Vater V hat seine Tochter T zur Alleinerbin eingesetzt. Für den Freund F hat V ein Vermächtnis in Form eines wertvollen Bildes ausgesetzt (gemeiner Wert 65.000 EUR). V verstirbt am 1.9.2023. Am 15.10.2023 erfüllt T als Erbin das Vermächtnis. Im Zeitpunkt der Erfüllung beläuft sich der gemeine Wert des Bildes auf 70.000 EUR.

Lösung

In die erbschaftsteuerliche Bemessungsgrundlage fließt der Wert i. H. v. 65.000 EUR ein.

Die Berechnung der Erbschaftsteuer ist wie folgt vorzunehmen:

 
Bereicherung (Vermächtnis) 65.000 EUR
abzüglich persönlicher Freibetrag[2] ./. 20.000 EUR
steuerpflichtiger Erwerb 45.000 EUR
Erbschaftsteuer[3] 13.500 EUR

2.1.2.2 Geldvermächtnis

Beim Geldvermächtnis ist zwischen dem Geldsummenvermächtnis und dem Geldwertvermächtnis zu unterscheiden.[1] Hat der Erblasser ein Geldsummenvermächtnis angeordnet, so ist dieses mit dem Nennbetrag anzusetzen.[2]

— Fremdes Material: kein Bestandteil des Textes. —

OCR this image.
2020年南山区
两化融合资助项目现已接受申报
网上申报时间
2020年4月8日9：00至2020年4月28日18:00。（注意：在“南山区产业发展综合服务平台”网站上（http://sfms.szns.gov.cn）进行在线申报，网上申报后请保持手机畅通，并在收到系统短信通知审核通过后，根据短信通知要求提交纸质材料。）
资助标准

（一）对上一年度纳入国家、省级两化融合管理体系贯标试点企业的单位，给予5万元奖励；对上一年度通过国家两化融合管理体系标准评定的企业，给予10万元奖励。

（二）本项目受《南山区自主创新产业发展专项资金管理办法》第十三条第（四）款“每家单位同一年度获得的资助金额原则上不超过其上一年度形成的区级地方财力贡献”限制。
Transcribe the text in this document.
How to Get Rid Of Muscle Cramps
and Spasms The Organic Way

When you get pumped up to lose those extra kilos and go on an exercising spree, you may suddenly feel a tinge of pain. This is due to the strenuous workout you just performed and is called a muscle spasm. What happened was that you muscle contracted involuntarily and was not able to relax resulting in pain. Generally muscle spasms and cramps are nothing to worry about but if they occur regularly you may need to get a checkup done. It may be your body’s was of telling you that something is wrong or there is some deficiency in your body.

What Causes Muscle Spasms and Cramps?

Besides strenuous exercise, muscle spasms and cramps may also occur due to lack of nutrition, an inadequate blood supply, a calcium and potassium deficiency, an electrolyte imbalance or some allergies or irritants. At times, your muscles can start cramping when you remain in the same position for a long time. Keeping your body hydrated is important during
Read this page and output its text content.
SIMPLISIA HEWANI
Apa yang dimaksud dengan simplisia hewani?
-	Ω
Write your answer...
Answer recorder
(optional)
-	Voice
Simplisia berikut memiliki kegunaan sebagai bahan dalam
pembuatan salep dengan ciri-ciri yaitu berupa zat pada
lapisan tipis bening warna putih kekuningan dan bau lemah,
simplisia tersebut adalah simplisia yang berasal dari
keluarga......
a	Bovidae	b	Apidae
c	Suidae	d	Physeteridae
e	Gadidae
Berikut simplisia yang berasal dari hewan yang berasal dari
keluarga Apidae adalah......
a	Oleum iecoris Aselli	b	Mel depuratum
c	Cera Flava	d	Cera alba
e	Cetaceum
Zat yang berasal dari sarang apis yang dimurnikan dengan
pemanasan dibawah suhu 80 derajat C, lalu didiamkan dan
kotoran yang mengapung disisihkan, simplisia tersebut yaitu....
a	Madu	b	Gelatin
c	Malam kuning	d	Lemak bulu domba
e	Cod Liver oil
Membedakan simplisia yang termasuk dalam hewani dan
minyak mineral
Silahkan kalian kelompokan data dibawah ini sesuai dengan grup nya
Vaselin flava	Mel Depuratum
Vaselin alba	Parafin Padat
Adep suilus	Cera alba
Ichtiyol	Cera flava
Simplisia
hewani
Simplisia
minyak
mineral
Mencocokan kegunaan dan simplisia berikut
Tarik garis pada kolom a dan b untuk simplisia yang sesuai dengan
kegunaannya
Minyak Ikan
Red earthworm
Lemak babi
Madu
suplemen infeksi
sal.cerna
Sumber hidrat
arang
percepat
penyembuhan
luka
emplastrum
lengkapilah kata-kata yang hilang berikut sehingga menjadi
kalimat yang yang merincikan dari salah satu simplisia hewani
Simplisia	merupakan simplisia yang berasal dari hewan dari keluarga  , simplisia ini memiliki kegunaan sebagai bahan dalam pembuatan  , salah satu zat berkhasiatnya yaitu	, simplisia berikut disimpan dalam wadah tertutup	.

Kommen die Parteien überein, dass der Vermächtnisnehmer vom Erben statt dem Geld ein Grundstück aus dem Nachlass erhalten soll, ändert dies nichts daran, dass der Vermächtnisnehmer den Nennbetrag des Geldes zu versteuern hat.[3]

 
Praxis-Beispiel

Geldvermächtnis

Erblasserin E hat im Testament festgelegt, dass ihre Tochter T Alleinerbin sein soll. Ihrem Neffen N hat E ein Geldvermächtnis i. H. v. 580.000 EUR ausgesetzt. Nach dem Tod von E (am 1.10.2023) vereinbaren T und N, dass N statt dem Geld ein Grundstück erhalten soll. Der Verkehrswert des Grundstücks beträgt 580.000 EUR und der nach dem steuerlichen Bewertungsverfahren ermittelte Grundstückswert 550.000 EUR.

N hat 580.000 EUR der Besteuerung zu unterwerfen. Die Übereignung des Grundstücks an Erfüllung statt führt zu keinem anderen Ergebnis.

Infolgedessen sieht die Besteuerung für N wie folgt aus:

 
Bereicherung (Vermächtnis) 580.000 EUR
abzüglich persönlicher Freibetrag[4] ./. 20.000 EUR
steuerpflichtiger Erwerb 560.000 EUR
Erbschaftsteuer[5] 140.000 EUR

N hat Erbschaftsteuer i. H. v. 140.000 EUR zu entrichten.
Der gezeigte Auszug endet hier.